Após estudar desenho no Liceu Artístico, Achillina Bo Bardi formou-se, em 1940, na Faculdade de Arquitetura da Universidade de Roma. A faculdade, dirigida pelo arquiteto tradicionalista Marcello Piacentini (1881 - 1960), privilegia uma tendência histórico-classicizante, que Lina chama de "nostalgia estilístico-áulica". Em desacordo com essa orientação valorizada pelo fascismo, predominante em Roma, ela se transfere para Milão, onde trabalha com o arquiteto Gió Ponti (1891 - 1979), líder do movimento pela valorização do artesanato italiano e diretor das Trienais de Milão e da revista Domus. Em pouco tempo ela própria passa a dirigir a revista e a atuar politicamente integrando a resistência à ocupação alemã durante a Segunda Guerra Mundial (1939-1945), e colaborando com o Partido Comunista Italiano - PCI, então clandestino.1 Ainda em Milão, funda, ao lado do crítico Bruno Zevi (1918 - 2000), a revista A-Cultura della Vita.

Em 1946, após o fim da guerra, casa-se com o crítico e historiador da arte Pietro Maria Bardi (1900 - 1999), com quem viaja para o Brasil - país no qual o casal decide se fixar, e que Lina chama de "minha pátria de escolha".2 No ano seguinte, Pietro Maria Bardi é convidado pelo jornalista Assis Chateaubriand (1892 - 1968) a fundar e dirigir o Museu de Arte de São Paulo Assis Chateaubriand - Masp, em São Paulo. Lina projeta as instalações do museu, em que se destaca a cadeira dobrável de madeira e couro para o auditório, considerada "a primeira cadeira moderna do Brasil". Em 1948, funda com o arquiteto italiano Giancarlo Palanti (1906) o Studio d'Arte Palma, voltado à produção manufatureira de móveis de madeira compensada e materiais "brasileiros populares", como a chita e o couro. Sua inserção mais efetiva no meio arquitetônico nacional se dá, inicialmente, pela atuação editorial, quando cria, em 1950, a revista Habitat, que dura até 1954. Projeta em 1951 sua própria residência, no bairro do Morumbi, em São Paulo, apelidada de "casa de vidro", e considerada uma obra paradigmática do racionalismo artístico no país. Esse papel de destaque se completa em 1957, quando inicia o projeto para a nova sede do Masp, na avenida Paulista (completado apenas em 1968), que mantém a praça-belvedere aberta no piso térreo, suspendendo o edifício com um arrojado vão de 70 metros.

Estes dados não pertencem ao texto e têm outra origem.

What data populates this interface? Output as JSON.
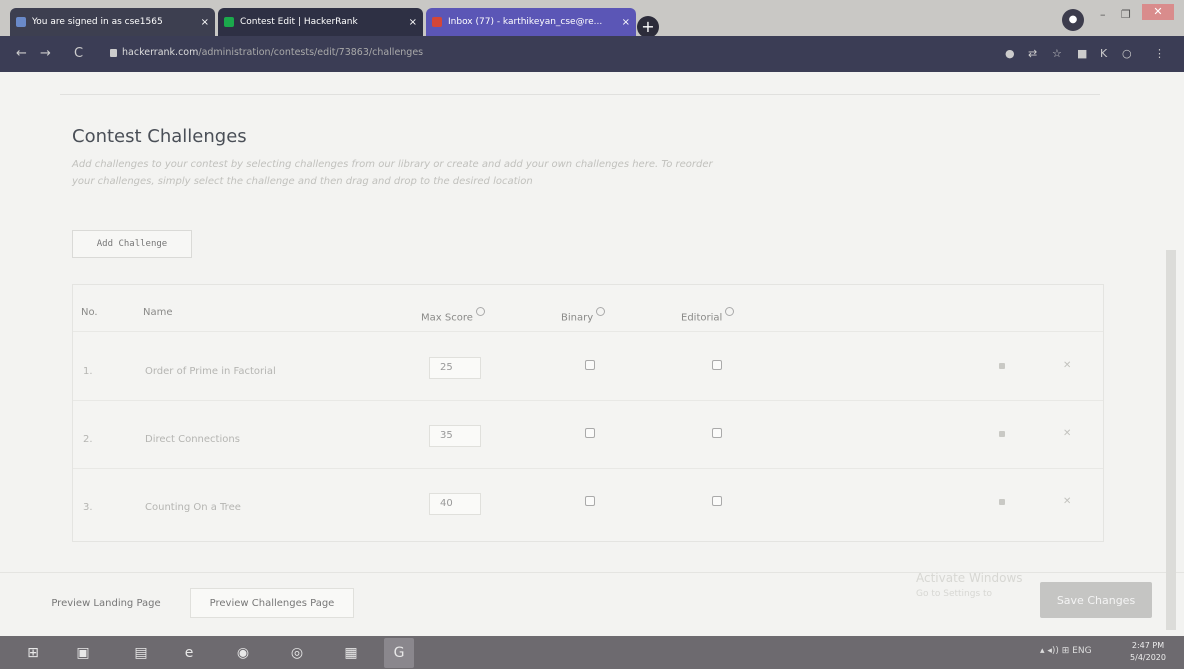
{
  "browser": {
    "tabs": [
      {
        "title": "You are signed in as cse1565",
        "close": "×"
      },
      {
        "title": "Contest Edit | HackerRank",
        "close": "×"
      },
      {
        "title": "Inbox (77) - karthikeyan_cse@re...",
        "close": "×"
      }
    ],
    "new_tab": "+",
    "url_host": "hackerrank.com",
    "url_path": "/administration/contests/edit/73863/challenges",
    "window_controls": {
      "min": "–",
      "max": "❐",
      "close": "✕"
    }
  },
  "page": {
    "title": "Contest Challenges",
    "description": "Add challenges to your contest by selecting challenges from our library or create and add your own challenges here. To reorder your challenges, simply select the challenge and then drag and drop to the desired location",
    "add_button": "Add Challenge",
    "columns": {
      "no": "No.",
      "name": "Name",
      "max_score": "Max Score",
      "binary": "Binary",
      "editorial": "Editorial"
    },
    "rows": [
      {
        "no": "1.",
        "name": "Order of Prime in Factorial",
        "score": "25"
      },
      {
        "no": "2.",
        "name": "Direct Connections",
        "score": "35"
      },
      {
        "no": "3.",
        "name": "Counting On a Tree",
        "score": "40"
      }
    ],
    "delete_glyph": "✕",
    "preview_landing": "Preview Landing Page",
    "preview_challenges": "Preview Challenges Page",
    "save_button": "Save Changes",
    "activate_line1": "Activate Windows",
    "activate_line2": "Go to Settings to"
  },
  "taskbar": {
    "tray": "▴ ◂)) ⊞ ENG",
    "time": "2:47 PM",
    "date": "5/4/2020"
  }
}
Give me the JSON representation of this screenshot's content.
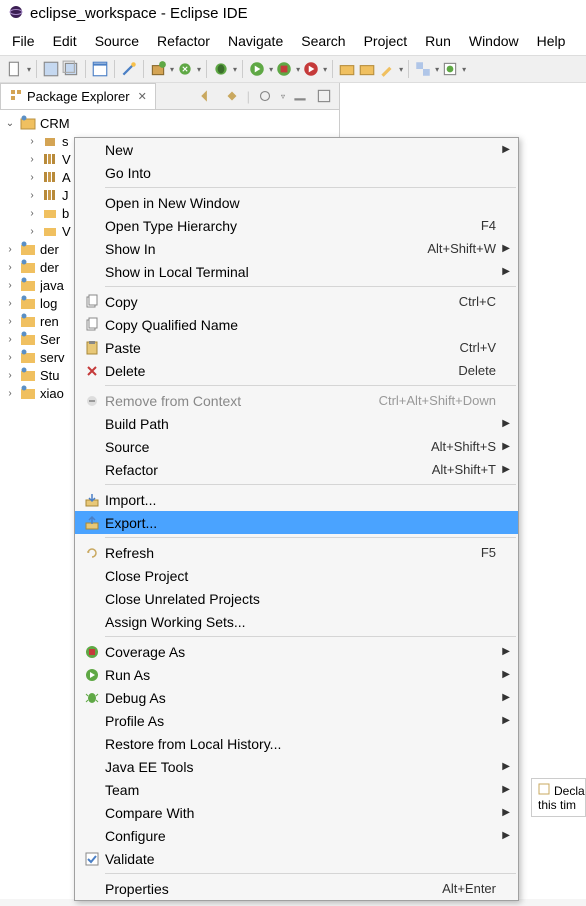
{
  "window": {
    "title": "eclipse_workspace - Eclipse IDE"
  },
  "menubar": [
    "File",
    "Edit",
    "Source",
    "Refactor",
    "Navigate",
    "Search",
    "Project",
    "Run",
    "Window",
    "Help"
  ],
  "explorer": {
    "tab_title": "Package Explorer",
    "tree": {
      "root": {
        "label": "CRM",
        "expanded": true
      },
      "children": [
        {
          "label": "s",
          "icon": "package"
        },
        {
          "label": "V",
          "icon": "lib"
        },
        {
          "label": "A",
          "icon": "lib"
        },
        {
          "label": "J",
          "icon": "lib"
        },
        {
          "label": "b",
          "icon": "folder"
        },
        {
          "label": "V",
          "icon": "folder"
        }
      ],
      "siblings": [
        {
          "label": "der"
        },
        {
          "label": "der"
        },
        {
          "label": "java"
        },
        {
          "label": "log"
        },
        {
          "label": "ren"
        },
        {
          "label": "Ser"
        },
        {
          "label": "serv"
        },
        {
          "label": "Stu"
        },
        {
          "label": "xiao"
        }
      ]
    }
  },
  "context_menu": {
    "groups": [
      [
        {
          "label": "New",
          "arrow": true
        },
        {
          "label": "Go Into"
        }
      ],
      [
        {
          "label": "Open in New Window"
        },
        {
          "label": "Open Type Hierarchy",
          "shortcut": "F4"
        },
        {
          "label": "Show In",
          "shortcut": "Alt+Shift+W",
          "arrow": true
        },
        {
          "label": "Show in Local Terminal",
          "arrow": true
        }
      ],
      [
        {
          "label": "Copy",
          "shortcut": "Ctrl+C",
          "icon": "copy"
        },
        {
          "label": "Copy Qualified Name",
          "icon": "copy-q"
        },
        {
          "label": "Paste",
          "shortcut": "Ctrl+V",
          "icon": "paste"
        },
        {
          "label": "Delete",
          "shortcut": "Delete",
          "icon": "delete"
        }
      ],
      [
        {
          "label": "Remove from Context",
          "shortcut": "Ctrl+Alt+Shift+Down",
          "icon": "remove",
          "disabled": true
        },
        {
          "label": "Build Path",
          "arrow": true
        },
        {
          "label": "Source",
          "shortcut": "Alt+Shift+S",
          "arrow": true
        },
        {
          "label": "Refactor",
          "shortcut": "Alt+Shift+T",
          "arrow": true
        }
      ],
      [
        {
          "label": "Import...",
          "icon": "import"
        },
        {
          "label": "Export...",
          "icon": "export",
          "highlight": true
        }
      ],
      [
        {
          "label": "Refresh",
          "shortcut": "F5",
          "icon": "refresh"
        },
        {
          "label": "Close Project"
        },
        {
          "label": "Close Unrelated Projects"
        },
        {
          "label": "Assign Working Sets..."
        }
      ],
      [
        {
          "label": "Coverage As",
          "icon": "coverage",
          "arrow": true
        },
        {
          "label": "Run As",
          "icon": "run",
          "arrow": true
        },
        {
          "label": "Debug As",
          "icon": "debug",
          "arrow": true
        },
        {
          "label": "Profile As",
          "arrow": true
        },
        {
          "label": "Restore from Local History..."
        },
        {
          "label": "Java EE Tools",
          "arrow": true
        },
        {
          "label": "Team",
          "arrow": true
        },
        {
          "label": "Compare With",
          "arrow": true
        },
        {
          "label": "Configure",
          "arrow": true
        },
        {
          "label": "Validate",
          "icon": "validate"
        }
      ],
      [
        {
          "label": "Properties",
          "shortcut": "Alt+Enter"
        }
      ]
    ]
  },
  "side_popup": {
    "line1": "Decla",
    "line2": "this tim"
  }
}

Em 1958, transfere-se para Salvador, convidada pelo governador Juracy Magalhães a dirigir o Museu de Arte da Moderna da Bahia - MAM/BA. Na capital baiana, realiza também o projeto de restauro do Solar do Unhão, um conjunto arquitetônico do século XVI tombado na década de 1940 pelo Serviço do Patrimônio Histórico e Artístico Nacional - Sphan, e se relaciona criativamente com uma série de importantes artistas vanguardistas, como o fotógrafo e etnólogo francês Pierre Verger (1902 - 1996) e o cineasta Glauber Rocha (1938 - 1981). De volta a São Paulo após o golpe militar, em 1964, incorpora em seus projetos o legado da temporada nordestina na forma de uma radical "experiência de simplificação" da linguagem. Sua obra a partir daí assume contundentemente o caráter do que qualifica como "arquitetura pobre". São exemplares importantes dessa última fase de sua carreira os suportes museográficos da exposição A Mão do Povo Brasileiro, 1969, feitos de tábuas de pinho de segunda; o edifício do Sesc Pompéia, 1977, adaptação de uma antiga fábrica de tambores; e o Teatro Oficina, 1984, construção que dissolve a rigidez da relação palco-platéia pela criação de um teatro-pista, como um sambódromo.

Notas
1 "Aqueles que deveriam ter sido anos de sol, de azul e alegria, eu passei de baixo da terra correndo e descendo sob bombas e metralhas". BARDI, Lina Bo. Curriculum literário. In: ______. Lina Bo Bardi. São Paulo: Instituto Lina Bo e P. M. Bardi, 1993. p. 11.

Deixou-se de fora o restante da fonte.